Would a Rose by Any Other Name Smell as Sweet?

William Shakespeare wrote the following poignant and perpetually intriguing question in his play Romeo and Juliet:

What's in a name? that which we call a rose
By any other name would smell as sweet;

The famous question by Juliet, who rejects the age old feud between her family and the family of her new found love, is usually interpreted as: what matters is what something is, not what it is named or called. For numerous years I have thought about this essential question. Is the essence of something more important than the name by which it is known? 

A single object can be known by numerous names in various languages and yet it remains the same object.  A person can have many attributes, statuses and roles and yet he or she is the same person. I have a particular and personal reason for being interested in this question.   

My last name is Partykevich** – which in Ukrainian, where my grandfather was born – is rendered as Партикевич.  However, this is not our ancestral name.  My grandfather changed his last name by one letter to make it “more Ukrainian”. Our ancestral last name used to be Partakevich and my grandfather changed his last name by one letter.
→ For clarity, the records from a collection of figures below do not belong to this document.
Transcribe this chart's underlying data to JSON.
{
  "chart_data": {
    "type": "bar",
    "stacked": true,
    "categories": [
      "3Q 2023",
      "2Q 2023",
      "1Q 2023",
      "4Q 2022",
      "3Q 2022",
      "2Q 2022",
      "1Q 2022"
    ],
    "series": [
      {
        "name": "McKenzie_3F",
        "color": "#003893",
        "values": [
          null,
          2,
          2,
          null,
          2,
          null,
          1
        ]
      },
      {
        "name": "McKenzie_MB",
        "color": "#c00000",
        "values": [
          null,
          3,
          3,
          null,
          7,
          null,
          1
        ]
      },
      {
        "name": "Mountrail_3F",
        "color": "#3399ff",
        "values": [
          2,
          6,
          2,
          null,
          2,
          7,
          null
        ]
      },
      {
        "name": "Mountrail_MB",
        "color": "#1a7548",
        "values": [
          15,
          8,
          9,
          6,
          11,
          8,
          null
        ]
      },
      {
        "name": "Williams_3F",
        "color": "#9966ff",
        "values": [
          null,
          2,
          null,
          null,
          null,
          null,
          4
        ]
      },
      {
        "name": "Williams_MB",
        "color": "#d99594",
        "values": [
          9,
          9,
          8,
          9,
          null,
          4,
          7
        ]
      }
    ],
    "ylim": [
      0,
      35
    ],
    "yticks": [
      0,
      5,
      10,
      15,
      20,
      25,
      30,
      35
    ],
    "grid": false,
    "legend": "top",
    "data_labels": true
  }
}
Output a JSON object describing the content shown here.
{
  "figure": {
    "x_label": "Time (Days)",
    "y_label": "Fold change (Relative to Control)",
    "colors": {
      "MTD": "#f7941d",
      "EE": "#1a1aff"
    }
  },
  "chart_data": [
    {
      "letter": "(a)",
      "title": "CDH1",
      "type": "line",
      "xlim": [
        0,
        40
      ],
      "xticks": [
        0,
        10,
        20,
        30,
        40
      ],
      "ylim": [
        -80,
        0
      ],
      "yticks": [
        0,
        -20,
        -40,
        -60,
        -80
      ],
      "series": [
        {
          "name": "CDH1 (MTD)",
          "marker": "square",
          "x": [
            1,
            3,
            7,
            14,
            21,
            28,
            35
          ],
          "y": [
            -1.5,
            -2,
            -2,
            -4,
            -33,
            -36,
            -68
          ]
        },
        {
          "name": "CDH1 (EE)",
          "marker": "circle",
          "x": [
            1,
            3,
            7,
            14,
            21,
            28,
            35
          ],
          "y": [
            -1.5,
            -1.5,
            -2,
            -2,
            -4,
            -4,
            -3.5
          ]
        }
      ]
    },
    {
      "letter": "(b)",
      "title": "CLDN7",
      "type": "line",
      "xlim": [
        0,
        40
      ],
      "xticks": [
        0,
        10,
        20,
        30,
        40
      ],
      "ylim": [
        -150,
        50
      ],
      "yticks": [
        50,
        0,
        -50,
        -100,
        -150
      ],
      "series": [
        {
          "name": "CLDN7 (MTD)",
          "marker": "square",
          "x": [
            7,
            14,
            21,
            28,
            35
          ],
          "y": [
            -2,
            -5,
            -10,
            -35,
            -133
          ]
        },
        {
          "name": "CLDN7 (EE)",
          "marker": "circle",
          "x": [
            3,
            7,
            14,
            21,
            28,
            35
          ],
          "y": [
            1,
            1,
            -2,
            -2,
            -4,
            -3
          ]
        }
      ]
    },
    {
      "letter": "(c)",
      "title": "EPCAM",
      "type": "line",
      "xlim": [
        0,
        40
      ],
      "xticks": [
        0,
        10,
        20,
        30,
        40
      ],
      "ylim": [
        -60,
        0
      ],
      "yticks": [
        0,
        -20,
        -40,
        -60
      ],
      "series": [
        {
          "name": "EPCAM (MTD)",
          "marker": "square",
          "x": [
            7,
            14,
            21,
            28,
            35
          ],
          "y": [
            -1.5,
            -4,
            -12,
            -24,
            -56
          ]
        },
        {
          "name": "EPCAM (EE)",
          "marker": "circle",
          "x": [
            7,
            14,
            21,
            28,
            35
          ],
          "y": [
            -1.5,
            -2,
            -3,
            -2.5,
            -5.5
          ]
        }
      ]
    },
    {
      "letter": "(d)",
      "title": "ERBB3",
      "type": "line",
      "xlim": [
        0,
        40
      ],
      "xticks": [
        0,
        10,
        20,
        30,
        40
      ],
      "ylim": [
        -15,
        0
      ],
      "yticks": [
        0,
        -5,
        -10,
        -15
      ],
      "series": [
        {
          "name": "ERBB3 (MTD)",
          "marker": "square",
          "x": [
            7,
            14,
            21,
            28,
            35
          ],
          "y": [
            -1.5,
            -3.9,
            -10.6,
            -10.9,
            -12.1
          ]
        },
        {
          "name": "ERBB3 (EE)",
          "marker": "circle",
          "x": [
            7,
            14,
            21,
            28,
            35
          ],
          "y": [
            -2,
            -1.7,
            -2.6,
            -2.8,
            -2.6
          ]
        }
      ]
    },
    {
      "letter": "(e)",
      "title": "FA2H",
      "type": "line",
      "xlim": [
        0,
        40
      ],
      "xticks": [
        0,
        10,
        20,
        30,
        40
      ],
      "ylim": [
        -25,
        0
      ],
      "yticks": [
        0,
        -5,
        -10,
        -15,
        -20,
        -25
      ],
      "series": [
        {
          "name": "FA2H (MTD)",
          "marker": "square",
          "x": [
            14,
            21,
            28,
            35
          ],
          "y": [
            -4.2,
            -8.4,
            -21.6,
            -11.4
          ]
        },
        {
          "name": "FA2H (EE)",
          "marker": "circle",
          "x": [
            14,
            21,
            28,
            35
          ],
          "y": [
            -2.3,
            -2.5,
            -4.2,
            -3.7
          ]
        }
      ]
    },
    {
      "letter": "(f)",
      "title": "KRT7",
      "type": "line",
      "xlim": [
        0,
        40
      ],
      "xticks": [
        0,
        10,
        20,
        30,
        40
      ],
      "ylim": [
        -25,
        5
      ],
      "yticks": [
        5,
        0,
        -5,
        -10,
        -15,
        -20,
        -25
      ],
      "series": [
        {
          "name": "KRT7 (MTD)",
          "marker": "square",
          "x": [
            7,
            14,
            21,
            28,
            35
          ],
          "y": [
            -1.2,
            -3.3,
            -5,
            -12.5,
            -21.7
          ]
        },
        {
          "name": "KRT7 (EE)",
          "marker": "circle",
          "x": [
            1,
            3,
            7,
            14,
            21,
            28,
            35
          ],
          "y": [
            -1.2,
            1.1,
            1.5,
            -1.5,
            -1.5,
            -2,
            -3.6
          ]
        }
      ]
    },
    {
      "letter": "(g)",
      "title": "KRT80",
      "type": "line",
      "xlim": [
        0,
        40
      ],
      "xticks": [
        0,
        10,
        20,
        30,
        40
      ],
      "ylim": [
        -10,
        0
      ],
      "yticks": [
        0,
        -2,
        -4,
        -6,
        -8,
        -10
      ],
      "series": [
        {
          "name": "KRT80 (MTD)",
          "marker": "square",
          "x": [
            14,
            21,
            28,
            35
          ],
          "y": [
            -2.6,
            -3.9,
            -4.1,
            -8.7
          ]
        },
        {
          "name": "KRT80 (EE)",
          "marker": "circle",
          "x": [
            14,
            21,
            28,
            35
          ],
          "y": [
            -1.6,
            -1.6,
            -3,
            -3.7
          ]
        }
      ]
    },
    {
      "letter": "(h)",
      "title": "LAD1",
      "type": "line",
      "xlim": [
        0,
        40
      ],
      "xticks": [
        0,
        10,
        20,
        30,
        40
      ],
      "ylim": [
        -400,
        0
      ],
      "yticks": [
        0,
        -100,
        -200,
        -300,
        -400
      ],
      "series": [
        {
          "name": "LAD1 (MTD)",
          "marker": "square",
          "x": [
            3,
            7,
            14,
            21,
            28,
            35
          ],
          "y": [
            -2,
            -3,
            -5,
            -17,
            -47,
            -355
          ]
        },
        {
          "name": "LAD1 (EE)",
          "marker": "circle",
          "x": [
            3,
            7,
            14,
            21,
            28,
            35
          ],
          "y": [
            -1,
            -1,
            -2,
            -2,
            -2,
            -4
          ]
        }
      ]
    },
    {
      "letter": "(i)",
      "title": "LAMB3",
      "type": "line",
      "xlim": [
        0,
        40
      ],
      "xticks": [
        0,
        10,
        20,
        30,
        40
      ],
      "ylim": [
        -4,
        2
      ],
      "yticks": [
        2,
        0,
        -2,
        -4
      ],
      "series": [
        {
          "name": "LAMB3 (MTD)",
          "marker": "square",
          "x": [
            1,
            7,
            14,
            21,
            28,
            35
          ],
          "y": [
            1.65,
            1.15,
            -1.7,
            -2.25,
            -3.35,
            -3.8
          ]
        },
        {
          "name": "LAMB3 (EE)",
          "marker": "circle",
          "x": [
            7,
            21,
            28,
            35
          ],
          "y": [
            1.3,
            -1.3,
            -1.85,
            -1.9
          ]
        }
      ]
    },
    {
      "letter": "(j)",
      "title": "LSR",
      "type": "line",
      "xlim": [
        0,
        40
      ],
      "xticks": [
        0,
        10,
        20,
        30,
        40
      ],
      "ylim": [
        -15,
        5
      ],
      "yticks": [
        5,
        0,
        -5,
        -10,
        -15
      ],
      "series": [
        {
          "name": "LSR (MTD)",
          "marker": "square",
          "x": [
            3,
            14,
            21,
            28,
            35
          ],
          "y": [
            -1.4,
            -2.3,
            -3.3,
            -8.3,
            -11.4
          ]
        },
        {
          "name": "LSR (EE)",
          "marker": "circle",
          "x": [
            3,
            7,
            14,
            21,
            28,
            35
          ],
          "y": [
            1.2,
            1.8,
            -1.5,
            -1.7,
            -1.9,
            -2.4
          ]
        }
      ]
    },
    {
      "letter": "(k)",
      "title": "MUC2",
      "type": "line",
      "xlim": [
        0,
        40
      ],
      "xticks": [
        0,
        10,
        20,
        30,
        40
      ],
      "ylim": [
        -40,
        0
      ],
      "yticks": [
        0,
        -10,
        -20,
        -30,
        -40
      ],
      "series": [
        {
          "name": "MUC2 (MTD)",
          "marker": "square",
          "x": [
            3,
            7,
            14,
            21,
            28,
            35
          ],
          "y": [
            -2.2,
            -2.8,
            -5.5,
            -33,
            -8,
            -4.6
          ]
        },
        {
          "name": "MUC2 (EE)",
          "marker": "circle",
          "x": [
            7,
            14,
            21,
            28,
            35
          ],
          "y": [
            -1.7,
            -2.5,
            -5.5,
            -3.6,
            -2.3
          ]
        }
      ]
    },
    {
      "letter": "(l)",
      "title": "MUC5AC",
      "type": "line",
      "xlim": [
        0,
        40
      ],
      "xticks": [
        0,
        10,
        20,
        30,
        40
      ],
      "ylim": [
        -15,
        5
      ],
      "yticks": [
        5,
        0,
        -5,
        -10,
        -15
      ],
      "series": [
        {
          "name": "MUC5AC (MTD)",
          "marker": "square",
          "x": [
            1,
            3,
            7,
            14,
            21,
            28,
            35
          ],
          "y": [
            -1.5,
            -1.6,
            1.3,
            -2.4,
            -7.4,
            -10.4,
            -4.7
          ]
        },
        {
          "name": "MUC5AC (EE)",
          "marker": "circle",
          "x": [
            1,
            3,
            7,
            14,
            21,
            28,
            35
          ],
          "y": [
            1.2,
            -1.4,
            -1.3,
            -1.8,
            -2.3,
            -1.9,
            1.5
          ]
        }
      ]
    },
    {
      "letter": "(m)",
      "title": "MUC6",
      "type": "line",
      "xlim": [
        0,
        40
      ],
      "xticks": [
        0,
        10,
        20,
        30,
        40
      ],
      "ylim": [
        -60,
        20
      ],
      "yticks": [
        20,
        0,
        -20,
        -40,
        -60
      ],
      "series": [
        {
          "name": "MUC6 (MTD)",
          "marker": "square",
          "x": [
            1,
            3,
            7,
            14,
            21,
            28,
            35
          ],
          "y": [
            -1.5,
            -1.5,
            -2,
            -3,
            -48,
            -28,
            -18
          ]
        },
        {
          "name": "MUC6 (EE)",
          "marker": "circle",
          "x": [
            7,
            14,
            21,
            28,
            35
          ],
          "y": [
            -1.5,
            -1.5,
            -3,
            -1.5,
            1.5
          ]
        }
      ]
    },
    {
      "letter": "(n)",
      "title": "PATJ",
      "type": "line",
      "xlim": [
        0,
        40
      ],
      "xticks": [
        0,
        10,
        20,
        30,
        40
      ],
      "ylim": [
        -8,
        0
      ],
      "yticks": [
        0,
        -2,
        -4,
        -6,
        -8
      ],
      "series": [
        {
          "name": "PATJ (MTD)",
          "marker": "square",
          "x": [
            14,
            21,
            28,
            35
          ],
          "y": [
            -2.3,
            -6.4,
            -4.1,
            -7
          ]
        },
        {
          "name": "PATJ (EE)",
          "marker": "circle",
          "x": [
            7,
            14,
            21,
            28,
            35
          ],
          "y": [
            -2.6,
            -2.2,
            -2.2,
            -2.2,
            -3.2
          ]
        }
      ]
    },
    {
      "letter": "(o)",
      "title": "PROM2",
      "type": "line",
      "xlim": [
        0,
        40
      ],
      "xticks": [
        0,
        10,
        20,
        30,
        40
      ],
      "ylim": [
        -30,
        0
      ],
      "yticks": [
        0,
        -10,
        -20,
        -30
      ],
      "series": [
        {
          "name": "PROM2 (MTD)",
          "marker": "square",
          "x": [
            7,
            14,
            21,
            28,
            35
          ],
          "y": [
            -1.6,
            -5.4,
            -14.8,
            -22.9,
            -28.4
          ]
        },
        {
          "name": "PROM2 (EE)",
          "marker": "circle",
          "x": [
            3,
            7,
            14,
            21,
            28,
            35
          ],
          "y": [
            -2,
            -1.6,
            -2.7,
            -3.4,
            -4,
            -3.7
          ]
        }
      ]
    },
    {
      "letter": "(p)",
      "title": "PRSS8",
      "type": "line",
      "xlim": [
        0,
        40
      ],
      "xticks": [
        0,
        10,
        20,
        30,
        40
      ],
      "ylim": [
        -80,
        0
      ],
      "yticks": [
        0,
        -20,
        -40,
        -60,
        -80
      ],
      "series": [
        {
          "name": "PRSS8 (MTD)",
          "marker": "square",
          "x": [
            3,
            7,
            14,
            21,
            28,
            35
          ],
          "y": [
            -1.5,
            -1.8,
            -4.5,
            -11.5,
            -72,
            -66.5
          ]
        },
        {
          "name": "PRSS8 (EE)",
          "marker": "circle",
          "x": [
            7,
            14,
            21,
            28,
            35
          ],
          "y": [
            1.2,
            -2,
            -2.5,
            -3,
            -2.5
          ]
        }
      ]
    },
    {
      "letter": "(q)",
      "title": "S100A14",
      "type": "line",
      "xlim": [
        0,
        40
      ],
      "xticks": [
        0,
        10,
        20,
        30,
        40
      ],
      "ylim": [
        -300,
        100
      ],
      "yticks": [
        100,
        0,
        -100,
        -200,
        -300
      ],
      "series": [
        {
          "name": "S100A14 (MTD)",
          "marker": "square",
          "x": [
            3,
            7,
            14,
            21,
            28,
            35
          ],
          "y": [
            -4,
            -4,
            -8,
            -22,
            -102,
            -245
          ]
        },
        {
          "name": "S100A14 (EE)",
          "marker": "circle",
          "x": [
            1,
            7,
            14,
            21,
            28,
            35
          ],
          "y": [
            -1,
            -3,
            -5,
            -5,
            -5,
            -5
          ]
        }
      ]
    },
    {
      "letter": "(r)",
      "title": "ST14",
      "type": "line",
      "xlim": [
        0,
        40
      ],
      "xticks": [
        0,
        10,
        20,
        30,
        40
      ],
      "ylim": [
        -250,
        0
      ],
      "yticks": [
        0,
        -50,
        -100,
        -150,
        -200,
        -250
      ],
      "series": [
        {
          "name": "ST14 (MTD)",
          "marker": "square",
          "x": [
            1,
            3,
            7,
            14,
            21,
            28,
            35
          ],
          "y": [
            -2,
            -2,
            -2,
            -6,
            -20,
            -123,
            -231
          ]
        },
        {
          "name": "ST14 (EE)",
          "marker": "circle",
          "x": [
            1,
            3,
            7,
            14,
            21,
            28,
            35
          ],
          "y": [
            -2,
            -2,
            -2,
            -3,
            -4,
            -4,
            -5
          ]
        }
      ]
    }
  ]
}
The letter – the “a” became a “y”.  The “a” letter was too Belarusian sounding for him, and so to make it “more Ukrainian” he changed it to a “y” or in Ukrainian, the letter is “и”.

I can hardly judge my grandfather.  He lived in a very difficult time period.  He first fought in the Tsarist Russian army as a conscript, and then he enlisted in the forces to liberate Ukraine from foreign domination in the early twentieth century. It was a time of the flourishing of Ukrainian culture and language after a long period of dormition under hostile domination. To change his name, even by one letter, was a symbolic act of liberation and defiance. It was an act of joining the cause. However, no matter what my grandfather changed his name to, he was the same person who would have the same fate.  For no matter what you call yourself, you are who you are.

A few years ago, someone asked me when did I become a homosexual? At birth, I said, that is how God made me.  I turned the question back to this presumably heterosexual man and asked him, when did he decide to be straight?  You could see the light bulb going off in his head. I know that it is a common myth that LGBT people choose their sexual orientation at some time in their life.  Still others want to believe that gay people are the tragic results of an act of sexual molestation or a distant parent. This is overwhelmingly not the case. Just as humans do not choose their gender, people do not choose their sexual orientation or identity.

And so no matter what I call myself or what term or label I use to identify myself, I can’t truly change who I am. There have been numerous times in my life when I choose not to reveal my sexual orientation, whether out of fear for my life, or my position in the Church or my occupation, or even out of some misguided shame for who God made me to be. But even in those troubling times, I was still the same person, a man who happens to be gay. And so even though I have been called by many names, the truth remains that:

I was born a gay male. 

I was a gay male when I was baptized, chrismated and first communed.

I was a gay male when I went to confession for the first time.

I was a gay male when I entered the Seminary.

I was a gay male when I was ordained to the deaconate and priesthood.

I was a gay male when I tried to faithfully serve the parishes to which I assigned.

I am a gay male who has listened to the voice of God, the voice that has encouraged me to rejoice in His creation and accept His gift of my sexuality as well as the capacity to love.

I am a gay male who tries to live honestly and openly, in awe of God’s creation, pleading to live a life of compassion and forgiveness.

 

One can deny the Creator and/or His creation. Call and label it what you will.  But the diversity of creation, like a rose, still smells as sweet.

 

**The transliteration in English of my last name was done by my father when he came to the United States.  Technically it should be written in English as Partykevych since the fifth letter and the ninth letter are the same letter in Ukrainian.